Top tips for trading the news
The news can be broken down into two categories: regular and unexpected. General elections, quarterly earnings reports, and announcements of economic statistics such as interest rates and jobless rates are just some of the events that are planned.
An economic calendar, news feeds, and even social media can be used to keep tabs on upcoming developments.
The majority of news trading methods revolve around anticipating and reacting to scheduled events, and traders can reduce their exposure to risk by keeping tabs on when those events are set to occur.
The opposite is true with unexpected news, which consists of happenings that are so unexpected that they can catch investors and traders off guard. The timing and magnitude of their effects are unknown.
Events like the 2008 financial crisis and the predicted coronavirus pandemic in 2020 fall into this category.
Because it is impossible for traders and investors to tell when the panic-inspired short-term impact will finish and the expected long-term correcting move will begin, sporadic news is a major source of risk in the market.
Find trading opportunities
The goal of news trading is to consistently take profitable positions. In other words, your transaction coincides with the market’s reaction to the news. Trading is possible before, during, and after the announcement.
If you trade in anticipation of an occurrence, it shows that you have a directional bias and, if you’re correct, you’ll profit. If you’re incorrect, however, you could lose a lot of money.
Trading at the time of a news event’s announcement can be wise because you’ll be basing your decisions on accurate information.
There is no assurance that prices will move in the direction that an actual news release implies, and spreads tend to increase as news events are released. It’s smart to do trades after a news release so you can observe the market’s reaction first-hand.
Keep track of the news event
You can only profit from news trading if you are aware of the specific types of news that affect the asset you plan to trade.
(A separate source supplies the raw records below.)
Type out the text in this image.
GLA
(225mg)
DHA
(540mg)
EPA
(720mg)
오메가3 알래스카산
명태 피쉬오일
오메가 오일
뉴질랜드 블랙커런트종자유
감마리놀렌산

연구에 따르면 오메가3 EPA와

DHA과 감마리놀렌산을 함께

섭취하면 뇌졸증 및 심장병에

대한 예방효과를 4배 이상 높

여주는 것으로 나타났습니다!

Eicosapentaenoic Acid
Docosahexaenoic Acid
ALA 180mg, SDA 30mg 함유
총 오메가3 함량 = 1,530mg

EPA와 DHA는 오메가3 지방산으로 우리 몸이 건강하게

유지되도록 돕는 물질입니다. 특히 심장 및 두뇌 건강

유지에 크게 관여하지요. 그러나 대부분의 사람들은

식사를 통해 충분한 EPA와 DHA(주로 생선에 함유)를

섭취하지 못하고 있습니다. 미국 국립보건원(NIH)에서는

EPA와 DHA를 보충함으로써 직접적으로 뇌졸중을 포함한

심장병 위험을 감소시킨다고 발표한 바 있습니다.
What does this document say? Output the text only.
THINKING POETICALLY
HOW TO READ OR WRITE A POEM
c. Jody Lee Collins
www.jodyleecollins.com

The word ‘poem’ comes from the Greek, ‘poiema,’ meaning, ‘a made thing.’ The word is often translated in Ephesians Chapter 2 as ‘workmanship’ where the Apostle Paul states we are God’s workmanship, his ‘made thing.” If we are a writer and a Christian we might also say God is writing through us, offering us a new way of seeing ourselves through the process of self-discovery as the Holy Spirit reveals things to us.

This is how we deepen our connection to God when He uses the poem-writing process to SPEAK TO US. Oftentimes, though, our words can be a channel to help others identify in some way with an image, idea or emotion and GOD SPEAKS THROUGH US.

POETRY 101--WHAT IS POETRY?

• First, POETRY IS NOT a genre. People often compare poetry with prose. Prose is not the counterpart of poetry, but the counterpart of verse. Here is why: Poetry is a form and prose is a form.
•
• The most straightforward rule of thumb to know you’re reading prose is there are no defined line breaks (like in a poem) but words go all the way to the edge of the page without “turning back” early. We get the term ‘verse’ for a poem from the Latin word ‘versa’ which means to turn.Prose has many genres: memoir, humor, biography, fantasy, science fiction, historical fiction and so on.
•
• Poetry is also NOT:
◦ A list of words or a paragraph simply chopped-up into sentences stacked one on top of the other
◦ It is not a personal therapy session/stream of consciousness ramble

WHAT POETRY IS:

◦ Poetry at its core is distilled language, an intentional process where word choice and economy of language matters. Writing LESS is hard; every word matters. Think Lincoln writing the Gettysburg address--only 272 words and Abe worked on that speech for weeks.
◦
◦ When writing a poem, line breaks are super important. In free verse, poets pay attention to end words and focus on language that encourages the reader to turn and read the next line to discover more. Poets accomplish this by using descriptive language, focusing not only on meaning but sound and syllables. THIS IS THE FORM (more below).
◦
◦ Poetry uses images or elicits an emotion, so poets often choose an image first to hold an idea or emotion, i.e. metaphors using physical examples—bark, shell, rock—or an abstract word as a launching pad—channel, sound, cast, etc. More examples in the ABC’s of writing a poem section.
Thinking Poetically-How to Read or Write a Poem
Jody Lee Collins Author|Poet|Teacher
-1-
The Economic Calendar is a useful tool for keeping tabs on upcoming news events, and it’s even better because it also shows how much of an effect those events are anticipated to have on the underlying asset.
Include technical analysis
Using technical analysis in conjunction with news trading can lead to substantial gains. If you want to take advantage of a news trading opportunity, you need to keep an eye on the crucial technical characteristics of the underlying asset.
You should know the underlying trend and key support and resistance levels that will act as price objectives for take profits and stop losses before the news is released. Before, during, and after a news event, technical tools like moving averages, pivot points, and even oscillators can assist traders find value pricing zones to target.
It is vital to deal with a reliable broker like Khwezi when trading the news. Many factors, including the broker’s compliance with legislation, features, and quality of customer service, should be considered before settling on an account with them.
But apart from that, a savvy trader will be aware of the importance of having a broker who can keep up with their trading strategy and help them achieve their goals. To be successful, traders need to prioritise conditions in accordance with their trading strategy.
Foreign exchange (forex) news trading refers, in a nutshell, to making currency transactions in the forex market in response to trading opportunities presented by economic news announcements. An unexpected piece of news has the potential to drastically alter the market’s valuation in a hurry. Many investors play the markets because of the high volatility and short trading cycles.
In order to capitalise on this trend, traders must have access to both lightning-fast execution and adaptable market circumstances. At this juncture, the quality of the broker’s service becomes critical. It’s possible that your broker isn’t ideal for news trading if your trade orders are constantly being requoted when major news is released.